1) You could change the topic of conversation to something that doesn’t remind you that he’s dating someone else. Movies often conjure up the image of dating. In contrast, sports, school, church, music, or funny YouTube videos can be more neutral conversation topics.
2) Decrease the number of interactions with him until you don’t feel that spark quite as strongly. Cut conversations short, politely avoid him or include others in your conversation so it's not a one-on-one conversation.
3) Turn your romantic attention toward someone else. Your crush is not the only attractive, special guy around. Even if you don’t like anyone else right now, challenge yourself to amp up your physical presence (attractiveness and energy), stand taller, smile, and look people in the eye. Talk to people you know whom you don’t ordinarily talk to. This will convey confidence and garner you positive attention. Your possibilities will begin to open up.

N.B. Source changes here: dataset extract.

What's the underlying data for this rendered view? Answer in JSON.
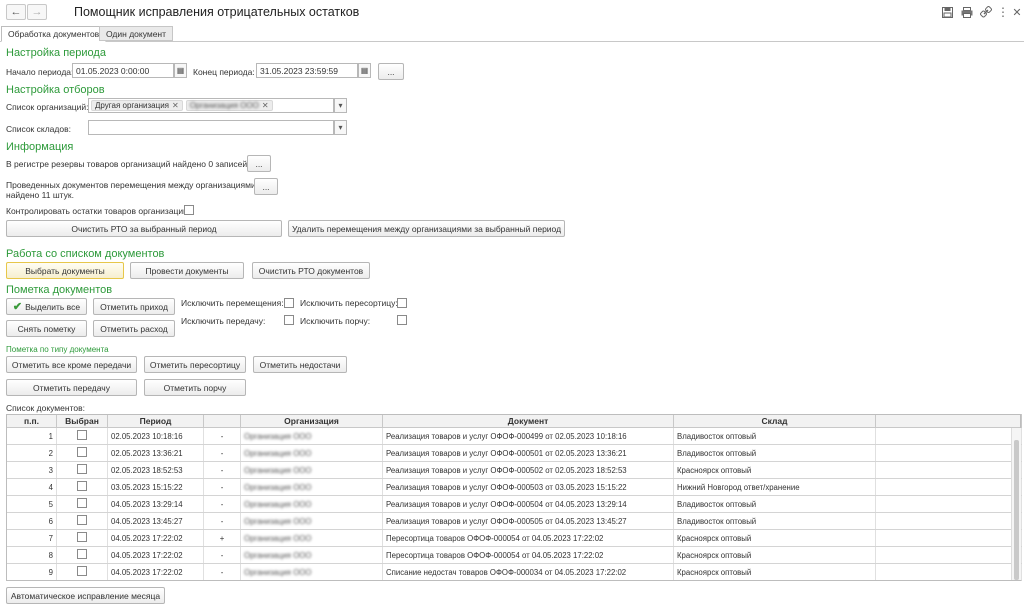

4) Confess and move on. He won’t be dating her forever. Therefore, make sure he knows you think he’s special so that when he’s single again, perhaps he’ll ask you out. Knowing that the information is out there (although he’s made another choice at the moment) can help you cope. DO NOT wait for him, but understand that you can be happy knowing you said what you needed to. You might do this by asking who he went to the movies with. Make sure the other girl’s name comes up, even if you have to mention her by asking if he’s still dating her or why he didn’t go with her instead. You can say she’s a lucky girl and look him in the eye when you say it. If you want to be brave and go further, you can say, “Can I admit something? I’ve had a crush on you, but I know you’re dating Sue, and I respect that. I’ve been struggling to get over my feelings. Let me just say she’s a lucky girl.”